CALL FOR PAPERS: Recovering Europe’s Parliamentary Culture, 1500-1700: Concepts, Methods, Approaches

Political consultative assemblies, common in late medieval monarchies throughout Europe, faced transformative changes between 1500 and 1700. Parliaments, States, Estates, Diets, Cortes varied tremendously in their organization, customs, and functions. Yet they shared a transnational inheritance of ideas and methods of deliberation, consultation and representation that added up to a common European tradition.

Polish Sejm in Jan Łaski Statute

The interdisciplinary international conference “Recovering Europe’s Parliamentary Culture, 1500-1700: Concepts, Methods, Approaches” will explore the culture of early modern Europe’s political assemblies, and ask how it was expressed in language, writing, images, institutions, and symbolic practices. We invite papers from scholars of early modern history, political philosophy, intellectual history, literature, classical tradition, arts and material culture to investigate the political, literary and visual discourses and shared experiences of representative political assemblies across Europe during the ‘Long Reformation’.

We particularly welcome papers that discuss the following topics:
– What is parliamentary culture? Or should we perhaps speak of ‘parliamentary cultures’? What do we gain by approaching it from a comparative, interdisciplinary perspective?
– Which research perspectives and methods are best suited to comparative studies of parliamentary culture in early modern Europe?
– What are the commonalities and differences in the languages used to describe parliamentary practice in our period, and what are the political ideas that underpinned or served to justify such practices in various countries?
– How was the power and character of early modern political assemblies conceptualized in imaginative as well as more obviously political writing?
– How was their work recorded, formally and informally, and historicized?
– How were they compared with each other by contemporaries?
– What was distinctive about the rhetoric of parliamentary speeches and/or of parliamentary diaries?
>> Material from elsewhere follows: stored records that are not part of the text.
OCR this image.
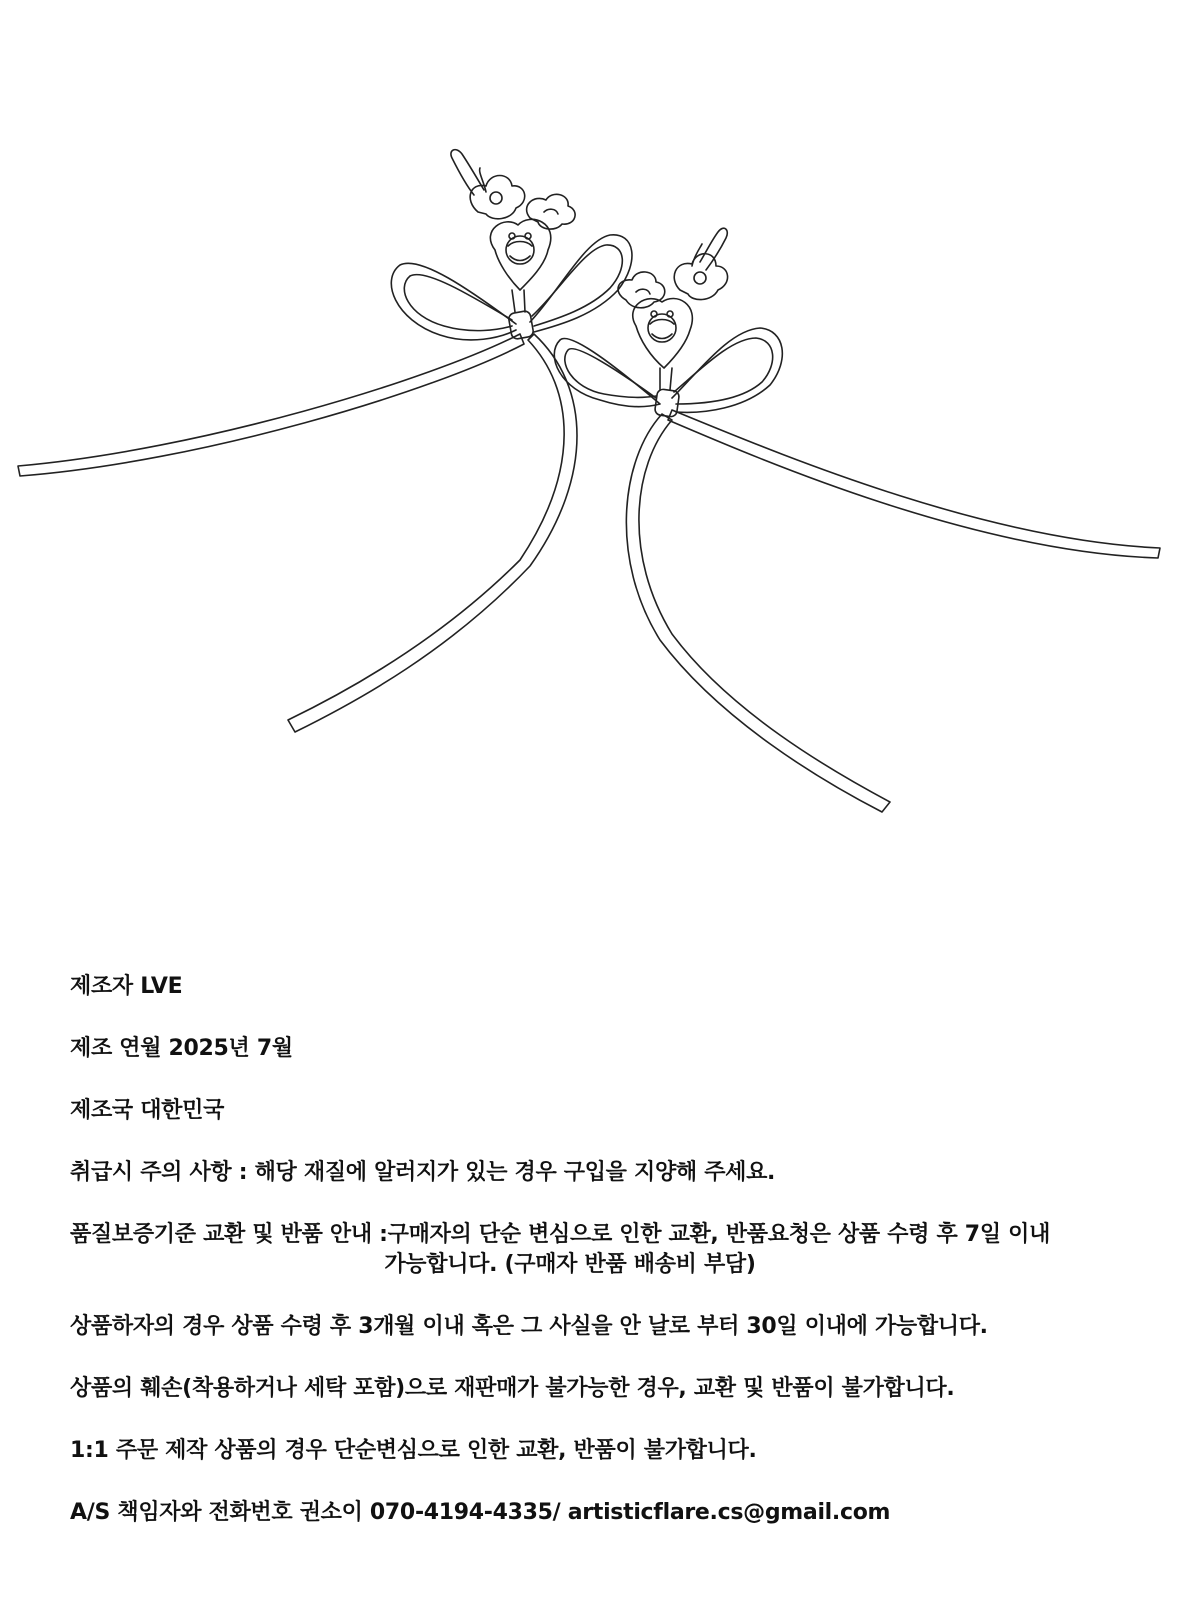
제조자 LVE
제조 연월 2025년 7월
제조국 대한민국
취급시 주의 사항 : 해당 재질에 알러지가 있는 경우 구입을 지양해 주세요.
품질보증기준 교환 및 반품 안내 :구매자의 단순 변심으로 인한 교환, 반품요청은 상품 수령 후 7일 이내
가능합니다. (구매자 반품 배송비 부담)
상품하자의 경우 상품 수령 후 3개월 이내 혹은 그 사실을 안 날로 부터 30일 이내에 가능합니다.
상품의 훼손(착용하거나 세탁 포함)으로 재판매가 불가능한 경우, 교환 및 반품이 불가합니다.
1:1 주문 제작 상품의 경우 단순변심으로 인한 교환, 반품이 불가합니다.
A/S 책임자와 전화번호 권소이 070-4194-4335/ artisticflare.cs@gmail.com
How did this cultural dimension of political assemblies change in the course of the early modern period?
– How do modern parliaments use their early modern parliamentary cultural heritage?
– How is early modern parliamentary culture still reflected in cultural heritage sites today?
– How did this cultural dimension of political assemblies change in the course of the early modern period?
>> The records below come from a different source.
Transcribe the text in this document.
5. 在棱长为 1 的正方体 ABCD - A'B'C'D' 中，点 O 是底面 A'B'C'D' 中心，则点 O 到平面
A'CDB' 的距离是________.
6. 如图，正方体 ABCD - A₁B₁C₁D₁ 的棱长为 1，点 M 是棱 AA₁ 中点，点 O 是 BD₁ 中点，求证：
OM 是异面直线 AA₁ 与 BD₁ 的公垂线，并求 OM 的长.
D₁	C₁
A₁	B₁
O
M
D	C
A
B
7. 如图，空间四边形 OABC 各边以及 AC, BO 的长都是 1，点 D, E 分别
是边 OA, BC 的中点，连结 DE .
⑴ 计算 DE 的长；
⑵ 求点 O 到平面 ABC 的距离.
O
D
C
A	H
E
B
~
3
Polish Sejm under the reign of Sigismund III Vasa

The conference will include two interdisciplinary round table discussions: ‘What is Parliamentary Culture’ and ‘Early Modern Parliaments and their Modern Heritage’

Confirmed speakers include Paulina Kewes (Jesus College, Oxford), Paul Seaward (History of Parliament Trust, London), Robert Frost (University of Aberdeen), Dorota Pietrzyk-Reeves (Jagiellonian University in Krakow).

Conference fee: 150 Euro

Proposals for papers of 15-20 minutes should be submitted to: jim.vandermeulen@ell.ox.ac.uk by 31 January 2022. They should not exceed 200 words. Please also submit a short biographical note. We also welcome proposals for panels of 3-4 15 minute papers. Panel proposals should be submitted by the panel convenor and should include an abstract for each paper (200 words max), a rationale for the panel as a whole (max 150 words), and biographical notes and email addresses for all proposed delegates (max 150 words each). Successful applicants will be informed by 24 February 2022.

The conference is partially supported by the Europaeum, a network of 18 of Europe’s leading universities. Postgraduate students at Europaeum member universities should additionally complete a cover sheet [need to add link], attach a 2 page CV and give the name of a referee if they wish to be considered for a funded place at the conference. These will be awarded on a competitive basis according to merit.

The conference will held on 22-24 June 2022 at Jagiellonian University in Krakow.